PCOS diagnosis during adolescence is more challenging and controversial due to an overlap with physiological events of puberty, which are part of the diagnostic criteria in adult women. The only criterion that applies to adolescents from all adult diagnostic criteria is the exclusion of other conditions that mimic PCOS. This review summarized the available evidence in relation to PCOS diagnostic criteria for adolescents highlighting the need for using two main criteria (NIH criteria): the first one is the presence of irregular menstrual cycles which must be well defined according to the number of years post-menarche and the second one is hyperandrogenism (clinical and/or biochemical) (Figure 3). Additionally, pelvic ultrasound and PCOM should not be used as criterion for adolescent PCOS diagnosis, which precludes the use of PCOS Rotterdam diagnostic criteria during adolescence.
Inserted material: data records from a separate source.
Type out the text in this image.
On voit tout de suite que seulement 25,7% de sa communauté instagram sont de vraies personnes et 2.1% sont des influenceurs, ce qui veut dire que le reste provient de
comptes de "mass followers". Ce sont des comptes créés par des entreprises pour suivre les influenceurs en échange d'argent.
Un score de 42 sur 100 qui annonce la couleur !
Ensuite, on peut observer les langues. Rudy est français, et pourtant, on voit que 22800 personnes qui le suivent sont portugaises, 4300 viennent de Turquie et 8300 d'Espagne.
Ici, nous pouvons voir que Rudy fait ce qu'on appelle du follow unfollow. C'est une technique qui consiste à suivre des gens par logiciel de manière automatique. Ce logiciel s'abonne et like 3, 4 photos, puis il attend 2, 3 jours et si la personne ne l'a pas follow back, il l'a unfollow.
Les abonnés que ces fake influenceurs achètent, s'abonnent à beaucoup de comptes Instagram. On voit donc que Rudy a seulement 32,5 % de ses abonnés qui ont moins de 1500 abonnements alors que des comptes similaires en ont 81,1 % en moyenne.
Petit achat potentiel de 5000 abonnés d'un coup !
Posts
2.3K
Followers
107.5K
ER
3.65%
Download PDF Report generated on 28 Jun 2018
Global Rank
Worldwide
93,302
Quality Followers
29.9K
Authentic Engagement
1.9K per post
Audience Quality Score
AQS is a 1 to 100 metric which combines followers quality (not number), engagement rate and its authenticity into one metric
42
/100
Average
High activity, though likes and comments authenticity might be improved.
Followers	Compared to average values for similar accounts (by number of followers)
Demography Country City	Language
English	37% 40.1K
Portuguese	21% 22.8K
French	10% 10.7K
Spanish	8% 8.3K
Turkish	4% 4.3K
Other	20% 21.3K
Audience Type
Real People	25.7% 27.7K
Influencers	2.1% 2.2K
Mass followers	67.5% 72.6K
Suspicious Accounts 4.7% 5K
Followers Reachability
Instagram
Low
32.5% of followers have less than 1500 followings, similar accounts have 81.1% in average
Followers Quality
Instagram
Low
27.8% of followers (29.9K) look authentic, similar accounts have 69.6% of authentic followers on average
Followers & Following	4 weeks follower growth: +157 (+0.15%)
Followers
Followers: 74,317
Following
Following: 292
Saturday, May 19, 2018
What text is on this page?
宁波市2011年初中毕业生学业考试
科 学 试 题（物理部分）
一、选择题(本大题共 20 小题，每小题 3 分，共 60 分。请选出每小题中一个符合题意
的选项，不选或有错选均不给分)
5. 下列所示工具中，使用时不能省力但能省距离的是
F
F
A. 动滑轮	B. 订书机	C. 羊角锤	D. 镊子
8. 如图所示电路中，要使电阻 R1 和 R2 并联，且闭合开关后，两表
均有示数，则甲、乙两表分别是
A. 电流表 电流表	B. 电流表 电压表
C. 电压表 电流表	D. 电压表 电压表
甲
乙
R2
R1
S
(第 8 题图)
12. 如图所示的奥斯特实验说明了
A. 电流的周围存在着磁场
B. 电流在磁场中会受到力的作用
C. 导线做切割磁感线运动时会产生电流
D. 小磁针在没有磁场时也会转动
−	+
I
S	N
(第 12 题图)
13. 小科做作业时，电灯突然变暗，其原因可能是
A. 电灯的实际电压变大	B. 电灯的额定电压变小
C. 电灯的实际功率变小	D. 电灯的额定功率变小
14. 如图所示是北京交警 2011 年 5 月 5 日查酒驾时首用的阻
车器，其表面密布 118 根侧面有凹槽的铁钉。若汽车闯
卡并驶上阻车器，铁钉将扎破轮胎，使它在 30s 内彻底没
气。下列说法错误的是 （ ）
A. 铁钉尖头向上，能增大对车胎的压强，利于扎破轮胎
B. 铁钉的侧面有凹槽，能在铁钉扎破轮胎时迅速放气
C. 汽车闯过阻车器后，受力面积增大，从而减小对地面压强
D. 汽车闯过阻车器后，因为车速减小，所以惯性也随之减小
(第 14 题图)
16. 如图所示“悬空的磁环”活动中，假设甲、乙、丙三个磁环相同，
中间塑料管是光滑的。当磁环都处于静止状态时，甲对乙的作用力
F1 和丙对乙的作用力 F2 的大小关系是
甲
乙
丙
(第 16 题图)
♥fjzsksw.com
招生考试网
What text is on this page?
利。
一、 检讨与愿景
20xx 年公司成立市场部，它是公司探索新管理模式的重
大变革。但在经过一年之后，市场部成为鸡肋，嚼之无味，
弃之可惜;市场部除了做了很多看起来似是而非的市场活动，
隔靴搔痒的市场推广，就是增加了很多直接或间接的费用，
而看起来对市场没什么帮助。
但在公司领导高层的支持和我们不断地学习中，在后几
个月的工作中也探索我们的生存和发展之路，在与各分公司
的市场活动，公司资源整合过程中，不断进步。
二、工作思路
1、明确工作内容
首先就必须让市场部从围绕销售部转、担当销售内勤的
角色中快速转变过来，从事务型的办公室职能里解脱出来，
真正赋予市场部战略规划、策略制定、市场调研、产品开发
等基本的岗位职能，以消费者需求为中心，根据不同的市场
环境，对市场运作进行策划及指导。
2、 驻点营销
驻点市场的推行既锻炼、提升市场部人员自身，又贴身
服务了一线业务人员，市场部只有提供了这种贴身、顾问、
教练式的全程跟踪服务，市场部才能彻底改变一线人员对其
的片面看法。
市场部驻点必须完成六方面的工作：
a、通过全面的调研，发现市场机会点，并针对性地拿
There is a potential for using AMH levels to support PCOS diagnosis if adolescents meet two main criteria. The research including adolescents who meet only one of the PCOS diagnostic criteria either irregular menstrual cycles or hyperandrogenism is limited at present but these adolescents should be considered “at risk of PCOS” and ongoing follow up should be established with reinforcement of healthy lifestyle (Figure 2). Longitudinal research tracking physiological events of puberty from menarche will clarify the trajectory of symptoms of adolescents “at risk of PCOS” and review if in some adolescents, we may be too early to make the diagnosis or we may be missing an opportunity for diagnosis around the time of transition of care to adult physicians.